By offering stock, they're hoping to attract employees who want to do what it takes to make the company enormously successful. So you need to look at the company's prospects. Do you have a sense of confidence in the founders? Do they have a good idea? Have they evaluated whether anybody will buy what they're inventing and making? Do they have the flexibility of mind to adapt if they need to? Is this group of founders and this company worth five years of your life?
If you don't think the company's shares will be worth a lot some day, don't work at this company.
They're pitching this to you as a tradeoff between stock and salary. In truth it is not. That's a mildly deceptive pitch designed to persuade you to accept a lower salary. This equity stake is not an investment, it is an incentive. Don't bother accounting for it as an investment.
The 17% reduction in cash salary ($12K to $10K) is aggressive but not unreasonable if this company is using investor money to pay you and the other employees. The longer their cash lasts, the better chance they have at success. You might be able to negotiate a bit more cash pay if you need it.
The four year vesting schedule with a one-year cliff is very common.
0.1% of the shares of the company is a reasonable offer for a skilled but inexperienced individual contributor if the company is already financed, still in its first year of operation, and not almost out of cash. If they aren't already financed, it's far too low.
These shares are most likely not liquid. That is, nobody can buy or sell them on the stock market. If this is in the USA, there's no way you can sell them to an individual unless that person is a so-called "qualified investor." (Hint: your uncle probably isn't. If he is he knows it.) In any case you'll need the company's permission to sell them, and they will not grant that permission unless the circumstances are truly extraordinary.
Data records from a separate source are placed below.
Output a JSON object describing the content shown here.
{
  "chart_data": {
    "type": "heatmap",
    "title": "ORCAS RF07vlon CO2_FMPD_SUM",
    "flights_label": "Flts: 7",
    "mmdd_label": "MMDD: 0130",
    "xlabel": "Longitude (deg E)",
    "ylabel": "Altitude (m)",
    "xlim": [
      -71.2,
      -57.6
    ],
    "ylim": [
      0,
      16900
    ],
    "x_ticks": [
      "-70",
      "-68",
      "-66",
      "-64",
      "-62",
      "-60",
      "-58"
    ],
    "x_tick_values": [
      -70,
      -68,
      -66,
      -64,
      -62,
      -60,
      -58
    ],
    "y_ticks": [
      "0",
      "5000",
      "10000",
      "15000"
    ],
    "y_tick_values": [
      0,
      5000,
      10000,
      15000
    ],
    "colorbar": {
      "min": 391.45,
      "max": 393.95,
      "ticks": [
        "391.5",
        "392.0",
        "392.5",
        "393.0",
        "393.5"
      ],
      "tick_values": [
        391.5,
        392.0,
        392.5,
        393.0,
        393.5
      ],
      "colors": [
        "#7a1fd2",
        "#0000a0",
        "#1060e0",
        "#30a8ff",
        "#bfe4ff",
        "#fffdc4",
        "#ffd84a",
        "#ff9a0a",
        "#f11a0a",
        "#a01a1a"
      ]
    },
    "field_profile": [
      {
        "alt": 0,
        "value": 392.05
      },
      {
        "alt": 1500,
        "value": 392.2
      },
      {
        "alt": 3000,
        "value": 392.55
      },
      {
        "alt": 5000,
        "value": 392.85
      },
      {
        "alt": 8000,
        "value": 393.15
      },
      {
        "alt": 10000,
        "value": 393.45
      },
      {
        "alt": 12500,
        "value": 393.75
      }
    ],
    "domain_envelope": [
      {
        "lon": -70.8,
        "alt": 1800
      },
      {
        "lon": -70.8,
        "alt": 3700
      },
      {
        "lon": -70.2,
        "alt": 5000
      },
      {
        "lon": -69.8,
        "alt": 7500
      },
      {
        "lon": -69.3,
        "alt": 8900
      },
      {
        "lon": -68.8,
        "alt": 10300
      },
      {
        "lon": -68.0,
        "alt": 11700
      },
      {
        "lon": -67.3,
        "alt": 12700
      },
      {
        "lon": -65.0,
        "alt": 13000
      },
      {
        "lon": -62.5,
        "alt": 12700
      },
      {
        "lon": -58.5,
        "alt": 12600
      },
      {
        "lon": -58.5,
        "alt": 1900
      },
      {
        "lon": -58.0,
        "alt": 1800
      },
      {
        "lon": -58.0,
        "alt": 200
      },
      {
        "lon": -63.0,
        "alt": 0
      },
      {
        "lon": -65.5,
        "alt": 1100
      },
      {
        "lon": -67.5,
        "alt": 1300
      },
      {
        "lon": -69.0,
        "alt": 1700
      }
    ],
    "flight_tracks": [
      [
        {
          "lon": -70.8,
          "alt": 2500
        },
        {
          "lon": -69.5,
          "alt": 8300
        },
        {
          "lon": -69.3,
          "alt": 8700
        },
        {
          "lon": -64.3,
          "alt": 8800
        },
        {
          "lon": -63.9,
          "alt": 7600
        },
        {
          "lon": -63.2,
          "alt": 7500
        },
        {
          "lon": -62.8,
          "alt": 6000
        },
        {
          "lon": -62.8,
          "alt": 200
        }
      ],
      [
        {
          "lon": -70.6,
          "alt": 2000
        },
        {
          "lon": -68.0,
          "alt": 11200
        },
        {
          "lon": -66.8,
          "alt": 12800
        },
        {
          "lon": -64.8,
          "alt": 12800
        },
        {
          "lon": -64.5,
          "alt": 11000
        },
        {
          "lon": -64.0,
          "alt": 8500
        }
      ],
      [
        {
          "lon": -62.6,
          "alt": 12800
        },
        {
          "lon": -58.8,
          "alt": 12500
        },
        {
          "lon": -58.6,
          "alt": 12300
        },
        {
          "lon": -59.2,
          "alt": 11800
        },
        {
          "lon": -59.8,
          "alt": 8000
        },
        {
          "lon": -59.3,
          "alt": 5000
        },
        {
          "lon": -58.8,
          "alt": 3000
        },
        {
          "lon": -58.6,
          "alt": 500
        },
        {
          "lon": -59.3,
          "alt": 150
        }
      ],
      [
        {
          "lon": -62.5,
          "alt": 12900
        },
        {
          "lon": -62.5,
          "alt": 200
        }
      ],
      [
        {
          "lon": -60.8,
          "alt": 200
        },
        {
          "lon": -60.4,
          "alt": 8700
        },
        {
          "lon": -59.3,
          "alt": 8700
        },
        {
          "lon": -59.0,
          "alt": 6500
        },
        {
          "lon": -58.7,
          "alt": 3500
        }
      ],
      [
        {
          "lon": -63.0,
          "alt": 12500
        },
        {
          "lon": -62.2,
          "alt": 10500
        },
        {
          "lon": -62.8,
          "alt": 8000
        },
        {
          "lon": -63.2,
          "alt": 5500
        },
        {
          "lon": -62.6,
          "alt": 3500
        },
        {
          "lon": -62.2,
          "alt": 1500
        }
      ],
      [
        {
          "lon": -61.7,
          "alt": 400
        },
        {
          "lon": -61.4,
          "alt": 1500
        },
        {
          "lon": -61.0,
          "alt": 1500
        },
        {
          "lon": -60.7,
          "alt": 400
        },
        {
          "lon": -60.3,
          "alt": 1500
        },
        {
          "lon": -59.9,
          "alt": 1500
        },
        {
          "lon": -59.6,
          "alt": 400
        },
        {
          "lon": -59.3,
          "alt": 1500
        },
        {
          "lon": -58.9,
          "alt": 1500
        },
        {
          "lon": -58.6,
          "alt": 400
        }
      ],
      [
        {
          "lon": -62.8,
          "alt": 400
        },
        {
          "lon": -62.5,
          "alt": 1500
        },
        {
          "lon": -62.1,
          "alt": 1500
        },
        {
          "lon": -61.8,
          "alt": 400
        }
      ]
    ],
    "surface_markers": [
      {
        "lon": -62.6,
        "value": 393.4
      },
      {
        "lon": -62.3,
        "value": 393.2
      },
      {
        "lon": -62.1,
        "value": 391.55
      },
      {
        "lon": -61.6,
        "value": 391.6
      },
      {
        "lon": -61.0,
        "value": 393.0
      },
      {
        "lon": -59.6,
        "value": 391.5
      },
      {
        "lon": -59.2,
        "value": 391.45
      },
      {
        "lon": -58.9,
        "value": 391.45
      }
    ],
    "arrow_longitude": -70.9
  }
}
But if the company goes public you will be able to sell your shares on the stock market after a waiting period, usually six months. If the company is sold to another company you'll get paid by that other company. This can be a very, very, good deal. It's the whole point of startup equity ownership.
If the company raises another round of financing from investors after your shares are granted, your ownership will become diluted. Your fraction of ownership will go down. That's also expected. If the company is doing well the share price will go up even as your percentage ownership goes down. The executives / founders of the company will explain this to you in detail as it happens.
If this is a stock option, you'll receive the right to purchase a certain number of shares of the company's stock at a certain price, called the strike price. For example, suppose the company has ten million shares of stock outstanding, and they most recently sold six million of those shares to investors for a dollar each. In that case, your 0.1% grant would be ten thousand shares, and your strike price will be perhaps $1.20 per share.
You don't have to pay that money -- the strike price -- until you exercise your options, that is, buy your shares. Let's say you decide to leave the company after two years (half the four-year vesting period). That means you'll be have the right to buy 5,000 shares (half your shares) when you leave, and you'll have to come up with the $6,000.
Now, if the company goes public a year later and you can sell your 5,000 shares for $35 each, well, you figure it out. Ka-ching!
If the company fails you'll have an interesting souvenir -- a worthless stock certificate -- to tack on your home office wall.
Good luck! I've personally had some success with this, and I hope you do too.